D’aussi loin que mes souvenirs remontent, j’ai toujours fui la lumière. Pourtant certaines nuits dans ce cercueil, des paysages inondés de soleil me reviennent en mémoire. Je peux presque sentir la chaleur sur ma peau d’un mois d’août sur la côte. Une torpeur d’été accueillante m’étreint, m’enveloppe et réchauffe mon coeur depuis longtemps éteint. Au loin sur l’horizon le disque majestueux d’un soleil couchant, écrase dans l’orange un sable sans fin. Je sens sur mon visage une brise légère – je me mets à crier…

J’ai raconté ce cauchemar horrible à un nombre incalculable de personnes, nul ne m’a plaint. La plupart des gens me prennent pour un hurluberlu, il ne voient pas comme moi l’astre solaire comme un ennemi mortel. Certains m’ont raillés, ils sont morts en souffrant…

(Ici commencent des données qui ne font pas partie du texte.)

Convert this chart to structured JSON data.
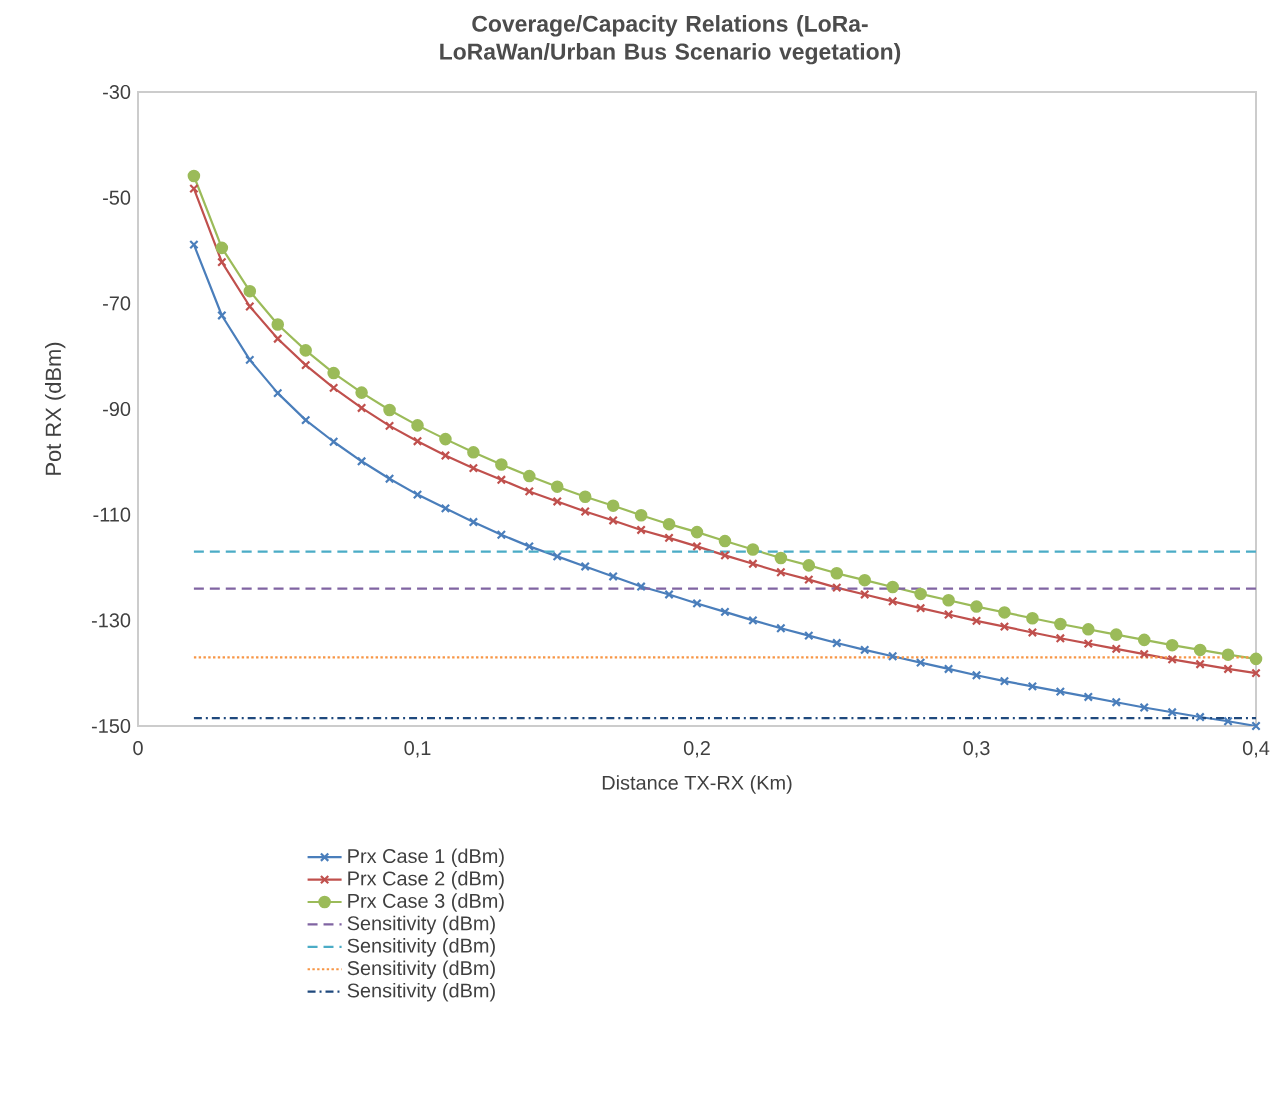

Tous les humains à qui mes terreurs furent comptées sont morts. Enfin presque tous, un vieux cordonnier à Amsterdam, exprima dans son regard une telle compassion que je l’ai épargné. Je dois concéder que j’ai tué sa femme plus tard dans la soirée, mais à une telle gorge nul n’aurait résisté. C’était de la pure gourmandise, j’avais pourtant copieusement dîné, mais ne grossissant plus je m’accorde quelques excès de temps à autre. Je fus doublement déçu, son sang n’avait que peu de goût et son mari me manifesta subitement la plus grande antipathie. Lui l’instant d’avant si courtois, si ouvert à la conversation se retrouva au bon bout d’un poignard fiché dans ma poitrine. Le sot s’y pris si mal, qu’il manqua mon coeur d’une pleine main. Je lui brisais la nuque et l’abandonnait ainsi que mon insipide dessert. C’était en 1890, il y a près de cent ans. En recomptant bien, tous ceux qui entendirent le récit de mes peurs diurnes furent tués de ma main. Jamais toutefois je ne m’épanchais de ces faiblesses à un de mes congénères, exposer sa faiblesse est un risque qu’un vampire ne prend plus.

On trouve pourtant chez les vampires, comme dans chaque population, des pleutres, des imbéciles, des génies, des visionnaires, des déviants et une grande majorité d’individus n’appartenant à aucune des catégories précédentes, cette répartition cessa d’être vraie au début du siècle dernier. A cette période un groupe de visionnaires déviants – ou peut être de génies sanguinaires – jugea raisonnable d’instaurer un tri dans les spécimens de vampires peuplant la terre. Ceux jugés faibles ou inadaptés furent décimés par un corps expéditionnaire que cette besogne ne rebutait point. Les membres de ce corps furent à leur tour exterminés par un groupe de visionnaires, peut-être le même que le premier, mais nul ne le sait, qui jugea que les inimitiés envers les membres de cette bande d’assassins étaient trop nombreuses et profondes pour que le temps les estompent. Un nouveau bain de sang permis de solder les comptes. Aujourd’hui, bien que nombre de vampires acceptables furent décimés par erreur, vengeance ou jalousie dans l’un ou l’autre des deux grands massacres, le but est atteint : notre race est pure. Suffisamment pure en tout cas pour que notre existence clandestine n’ait plus été révélée aux humains depuis près de 50 ans. Avec la disparition de nos vampires trop voyants, le métier jadis glorieux de chasseur de vampires perdit de sa superbe au point qu’aujourd’hui aucune homme sain d’esprit n’embrasserait une telle carrière. Notre far west est désormais un lointain souvenir que seuls quelques cinéastes ou écrivains dépourvus d’imaginations s’escriment à perpétuer au travers de récits éculés. A bien y réfléchir, il n’existe que deux différences entre nous et les indiens : nous n’avons pas de casinos et nous avons gagné la guerre.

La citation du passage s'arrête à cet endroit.